Rosemary Tonks (1928-2014) was a colourful figure in the London literary scene during the 1960s. She published two poetry collections, Notes on Cafés and Bedrooms (Putnam, 1963) and Iliad of Broken Sentences (The Bodley Head, 1967), and six novels, from Opium Fogs (1963) to The Halt During the Chase (1972), wrote for The Observer, The Times, The New York Review of Books, The Listener, The New Statesman and Encounter, and presented poetry programmes for the BBC.

Following the death of her mother, a crisis of religious faith, her divorce and nearly losing her sight, she renounced literature, suppressed her own books, left London for Bournemouth and cut herself off from family and friends. After travelling to Jerusalem in 1981 to be baptised by the River Jordan, she created a new identity for herself, her whereabouts known only to family. Thought to be living somewhere as a recluse, she was in fact continuing to inhabit cafes and parks, and was active as a silent, often solitary evangelist working outside any church, giving out Bibles in London and Bournemouth.

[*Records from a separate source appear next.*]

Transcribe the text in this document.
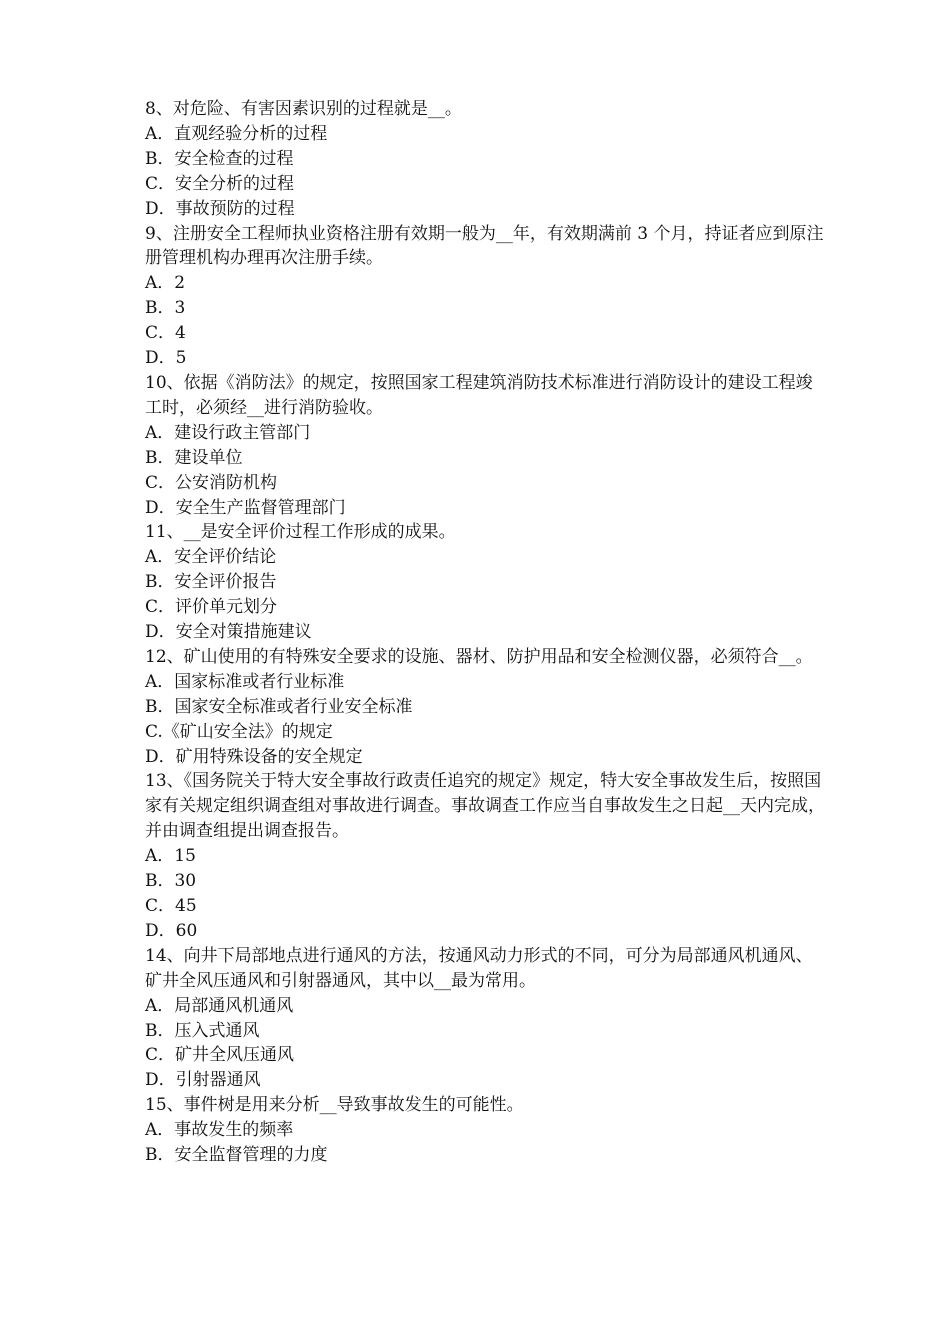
8、对危险、有害因素识别的过程就是__。

A．直观经验分析的过程

B．安全检查的过程

C．安全分析的过程

D．事故预防的过程

9、注册安全工程师执业资格注册有效期一般为__年，有效期满前 3 个月，持证者应到原注册管理机构办理再次注册手续。

A．2

B．3

C．4

D．5

10、依据《消防法》的规定，按照国家工程建筑消防技术标准进行消防设计的建设工程竣工时，必须经__进行消防验收。

A．建设行政主管部门

B．建设单位

C．公安消防机构

D．安全生产监督管理部门

11、__是安全评价过程工作形成的成果。

A．安全评价结论

B．安全评价报告

C．评价单元划分

D．安全对策措施建议

12、矿山使用的有特殊安全要求的设施、器材、防护用品和安全检测仪器，必须符合__。

A．国家标准或者行业标准

B．国家安全标准或者行业安全标准

C.《矿山安全法》的规定

D．矿用特殊设备的安全规定

13、《国务院关于特大安全事故行政责任追究的规定》规定，特大安全事故发生后，按照国家有关规定组织调查组对事故进行调查。事故调查工作应当自事故发生之日起__天内完成，并由调查组提出调查报告。

A．15

B．30

C．45

D．60

14、向井下局部地点进行通风的方法，按通风动力形式的不同，可分为局部通风机通风、矿井全风压通风和引射器通风，其中以__最为常用。

A．局部通风机通风

B．压入式通风

C．矿井全风压通风

D．引射器通风

15、事件树是用来分析__导致事故发生的可能性。

A．事故发生的频率

B．安全监督管理的力度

In 2009 she was the subject of Brian Patten's BBC radio documentary The Poet Who Vanished. All her published poetry was made available for the first time in over 40 years in Bedouin of the London Evening: Collected Poems, published by Bloodaxe Books in October 2014. This edition also includes a small selection of her prose. A second edition with an expanded introduction and an additional prose piece was issued in 2016.